The magazine was distributed across the country. The association also set up classes for adult women to raise their awareness. It also founded a library and a reading room in Rasht which was also used for delivering speeches, staging plays and organizing other cultural events.

In 1921, for the first time in Iran, Peyk-e Saadat Nesvan celebrated International Women’s Day in Bandar Anzali. The following year on March 8, the association celebrated International Women’s Day in Rasht. On March 8 of 1927, Women's Awakening Organization marked the day by staging the play The Victim Girl by Iranian political writer Mirzadeh Eshghi, a defender of women’s rights.

Modesty Without Hijab

Roshanak Nodoost spent most of her time and financial resources on educating women. She was not religious and was more of a socialist. She spent most of her time in the school she had founded. She was against hijab and, although she always wore a headscarf because she did not like her own hair, she never allowed the students to wear a head covering inside the school.
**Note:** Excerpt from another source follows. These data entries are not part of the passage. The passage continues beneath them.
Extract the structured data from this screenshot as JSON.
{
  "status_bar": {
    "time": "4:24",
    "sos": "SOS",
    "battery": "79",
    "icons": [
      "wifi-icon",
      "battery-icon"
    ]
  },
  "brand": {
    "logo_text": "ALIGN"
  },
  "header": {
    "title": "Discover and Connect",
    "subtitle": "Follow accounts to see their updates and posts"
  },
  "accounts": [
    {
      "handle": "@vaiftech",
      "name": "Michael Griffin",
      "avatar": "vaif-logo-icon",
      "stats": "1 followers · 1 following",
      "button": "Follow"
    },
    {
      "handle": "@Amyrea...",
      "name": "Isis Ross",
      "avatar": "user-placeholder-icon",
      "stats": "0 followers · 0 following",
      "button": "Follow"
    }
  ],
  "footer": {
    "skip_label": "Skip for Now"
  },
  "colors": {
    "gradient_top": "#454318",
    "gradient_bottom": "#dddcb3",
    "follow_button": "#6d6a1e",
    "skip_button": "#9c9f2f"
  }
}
Roshanak emphasized the importance of modesty and decency when it came to students’ clothing choices and manners. She regularly inspected their nails to ensure they were kept tidy and were not too long, and she did not approve of short skirts. Both students and teachers were required to wear a uniform at her school.

Even though Roshanak considered herself to be a socialist rather than a religious person, the school taught religious studies and employed Muslim, Christian and Baha’i teachers. At the time, Rasht was a relatively liberal city and this gave her more freedom in running her school the way she wanted.

Little is known about Roshanak's private life. Some accounts say she was married for a short time, although it remains unknown whether her husband died or the couple divorced. She remained single most of her life and never had children, but she was the guardian for two of her father's youngest children, Hedayatollah and Muluk. The latter lived with her throughout her life and taught at her school, acting as her deputy.

Politics was very important to Roshanak. The government of nationalist Mohammad Mossadegh (1951-53), who nationalized the Iranian oil industry and tried to make Iran more independent and self-sufficient, issued bonds to help its finances, and Saadat Nesvan school sold more national bonds than any other school in Rasht.

Roshanak suffered from various illnesses and, in the spring of 1959, she traveled to Tehran for treatment, accompanied by her sister Moluk and her sister’s children. But treatments did not work. She died in hospital and was buried in Ibn Babvieh Cemetery in the town of Rey, south of Tehran.

Her school continued its work until the 1979 Islamic Revolution. After that it remained open but its name was changed to Esmat (Chastity) despite objections by the people of Rasht who wanted to keep the memory of Roshanak Nodoost and her accomplishments alive.